With clarity and conviction, Hunponu-Wusu called for a transformation in how Africa’s SMEs access working capital and urged policymakers, financial institutions, and innovators to make factoring as mainstream as loans or equity. She emphasised the unique strength of factoring: it allows businesses to unlock capital without debt or dilution, a lifeline especially vital for asset-light, high-performance enterprises.
The workshop featured two technically rich panel discussions and dynamic breakout sessions. The first explored the regional factoring landscape, dissecting regulatory inconsistencies, credit risk, and barriers to adoption. The second panel turned practical—guiding businesses on how to structure, document, and implement factoring strategies. These sessions were infused with Hunponu-Wusu’s forward-thinking approach: action-oriented, policy-aware, and rooted in inclusion. Strategic partners enriched the conversation with their institutional perspectives.
Afreximbank, a long-time champion of factoring innovation, spotlighted its Model Law on Factoring—a framework designed to harmonise receivables finance legislation across African countries. The bank called on Nigeria and other member states to adopt the model, thereby creating the legal clarity needed to scale factoring continent-wide.
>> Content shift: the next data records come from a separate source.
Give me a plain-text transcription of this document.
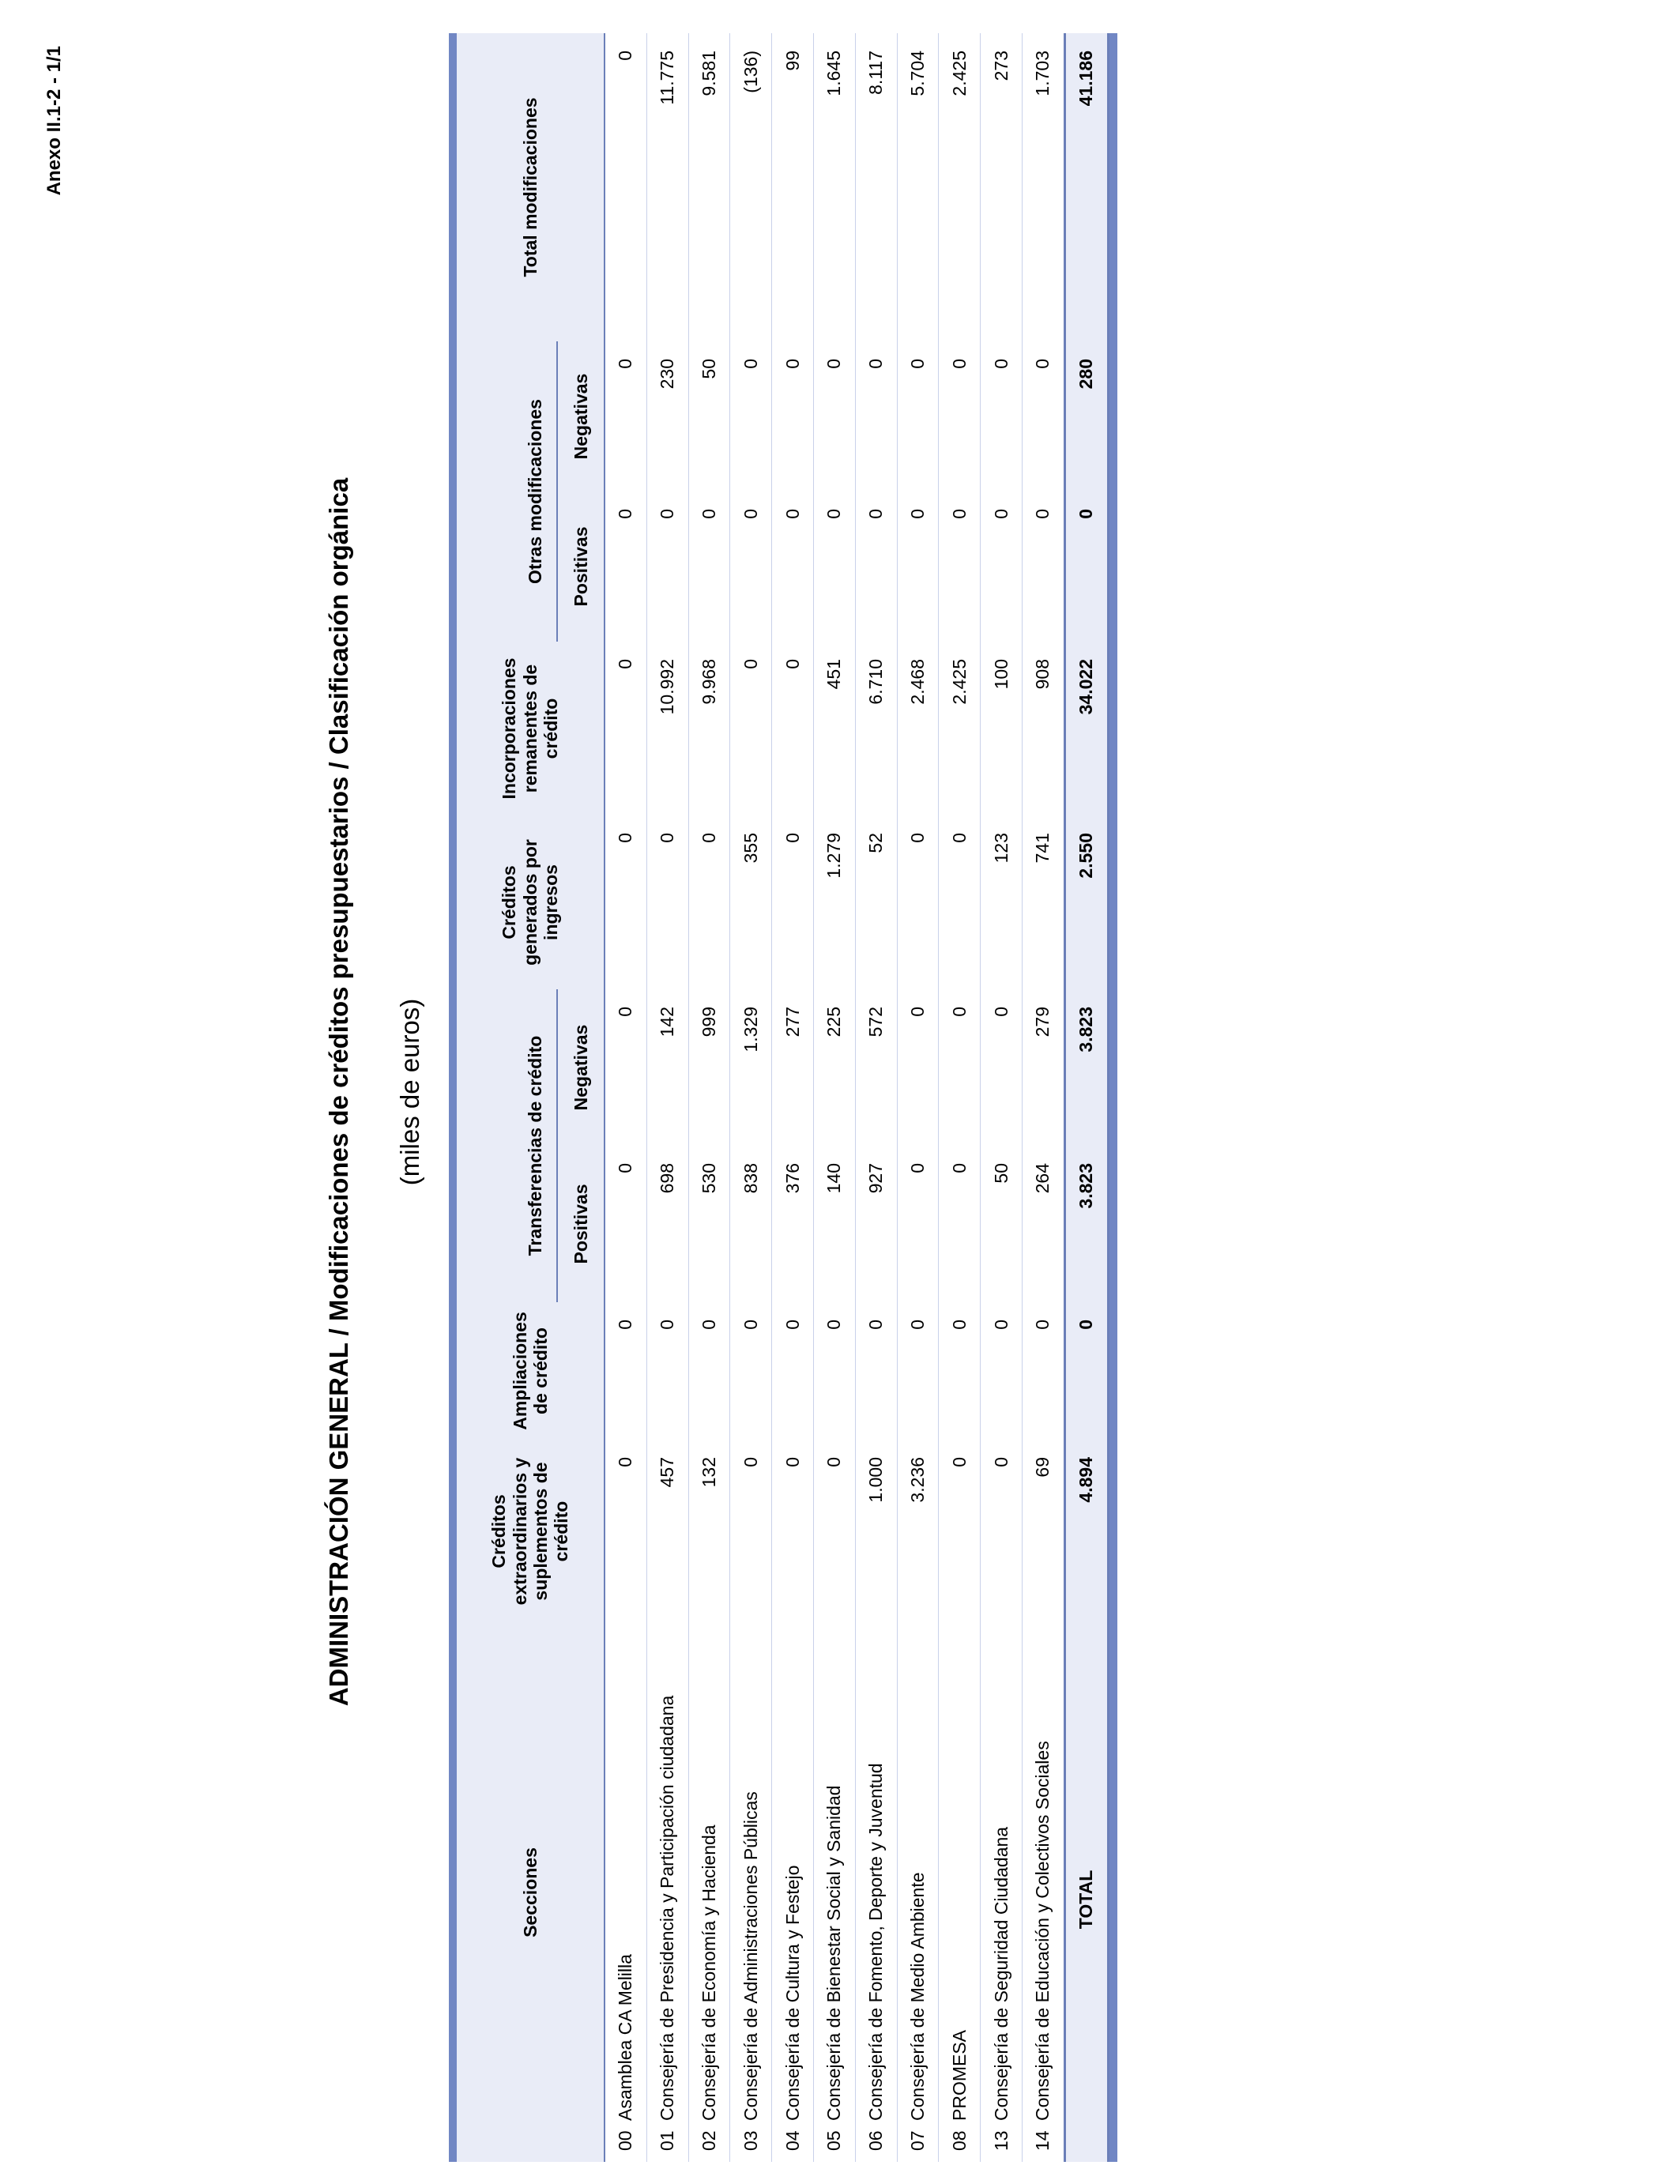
Anexo II.1-2 - 1/1
ADMINISTRACIÓN GENERAL / Modificaciones de créditos presupuestarios / Clasificación orgánica (miles de euros)

Secciones	Créditos extraordinarios y suplementos de crédito	Ampliaciones de crédito	Transferencias de crédito		Créditos generados por ingresos	Incorporaciones remanentes de crédito	Otras modificaciones		Total modificaciones
			Positivas	Negativas			Positivas	Negativas	
00Asamblea CA Melilla	0	0	0	0	0	0	0	0	0
01Consejería de Presidencia y Participación ciudadana	457	0	698	142	0	10.992	0	230	11.775
02Consejería de Economía y Hacienda	132	0	530	999	0	9.968	0	50	9.581
03Consejería de Administraciones Públicas	0	0	838	1.329	355	0	0	0	(136)
04Consejería de Cultura y Festejo	0	0	376	277	0	0	0	0	99
05Consejería de Bienestar Social y Sanidad	0	0	140	225	1.279	451	0	0	1.645
06Consejería de Fomento, Deporte y Juventud	1.000	0	927	572	52	6.710	0	0	8.117
07Consejería de Medio Ambiente	3.236	0	0	0	0	2.468	0	0	5.704
08PROMESA	0	0	0	0	0	2.425	0	0	2.425
13Consejería de Seguridad Ciudadana	0	0	50	0	123	100	0	0	273
14Consejería de Educación y Colectivos Sociales	69	0	264	279	741	908	0	0	1.703
TOTAL	4.894	0	3.823	3.823	2.550	34.022	0	280	41.186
NEXIM Bank, represented by its Managing Director Mr. Abba Bello, underscored factoring’s relevance for non-oil exporters struggling with payment delays. He affirmed the bank’s readiness to co-develop demonstration projects that apply factoring to real trade challenges, especially in agro-processing and manufacturing.
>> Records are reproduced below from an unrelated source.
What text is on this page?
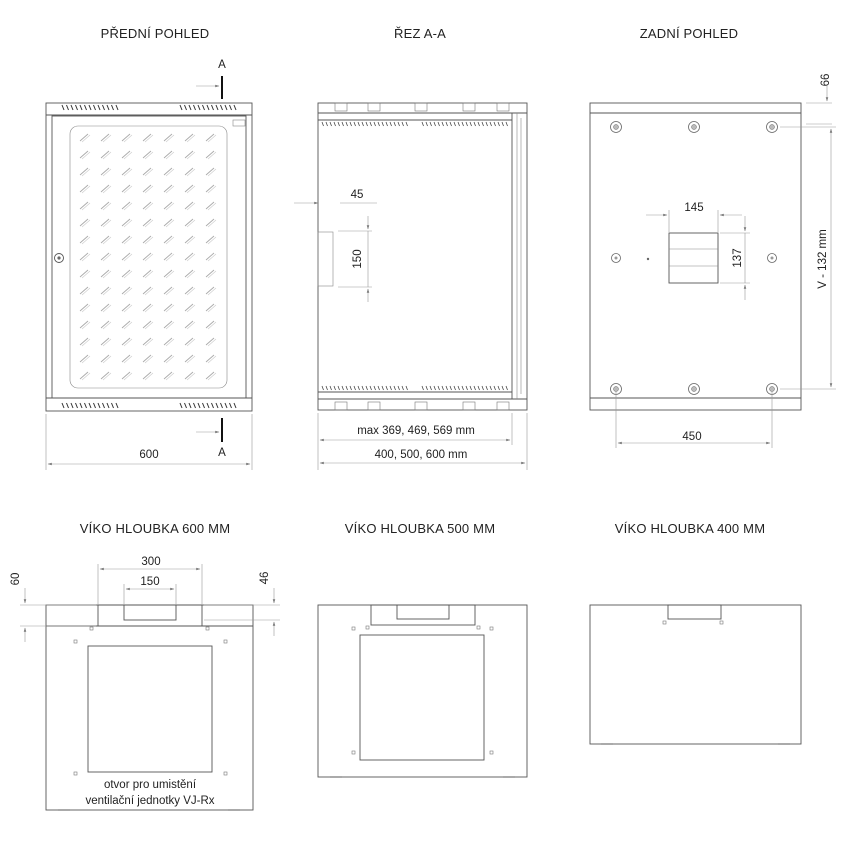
PŘEDNÍ POHLED	ŘEZ A-A	ZADNÍ POHLED
VÍKO HLOUBKA 600 MM	VÍKO HLOUBKA 500 MM	VÍKO HLOUBKA 400 MM
A
A
600
45
150
max 369, 469, 569 mm
400, 500, 600 mm
66
V - 132 mm
145
137
450
300
150
60	46
otvor pro umistění
ventilační jednotky VJ-Rx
SEWA Capital Limited, led by Mrs. Angela Jide-Jones, brought a social finance lens to the discussion. Praising Hunponu-Wusu’s leadership, she said, “This workshop is exactly what Africa needs—vision backed by execution. Factoring is especially empowering for women-led and youth-led enterprises that have contracts but lack collateral. Moji is helping us finance performance, not just property.”
One of the event’s most impactful features was the Factoring Readiness Clinic, a hands-on diagnostic session where SMEs submitted real invoices for immediate eligibility evaluation. Many businesses discovered that, with a few structural adjustments, they could access working capital through factoring without ever approaching a bank for a loan.
In a bold next step, Hunponu-Wusu announced the Factoring Enablement Program—a flagship initiative of Woodhall Capital that will guide SMEs through the full factoring lifecycle.
From contract audits to service provider matchmaking and digital integration, the program is designed to turn workshop learnings into real financing outcomes. SEWA Capital and NEXIM Bank will co-anchor the program with technical and policy support.
The workshop concluded with a communique calling for the swift adoption of the Afreximbank Model Law in Nigeria, the establishment of a national receivables registry, and tax incentives for early adopters of factoring. The document reflects Hunponu-Wusu’s belief that systemic change requires not just dialogue, but direction.
For her, factoring is more than a product—it’s a paradigm shift. “This is not about introducing new jargon,” she said.
“This is about rewriting how we think about capital. African SMEs are rich in performance. We need to start financing them accordingly.”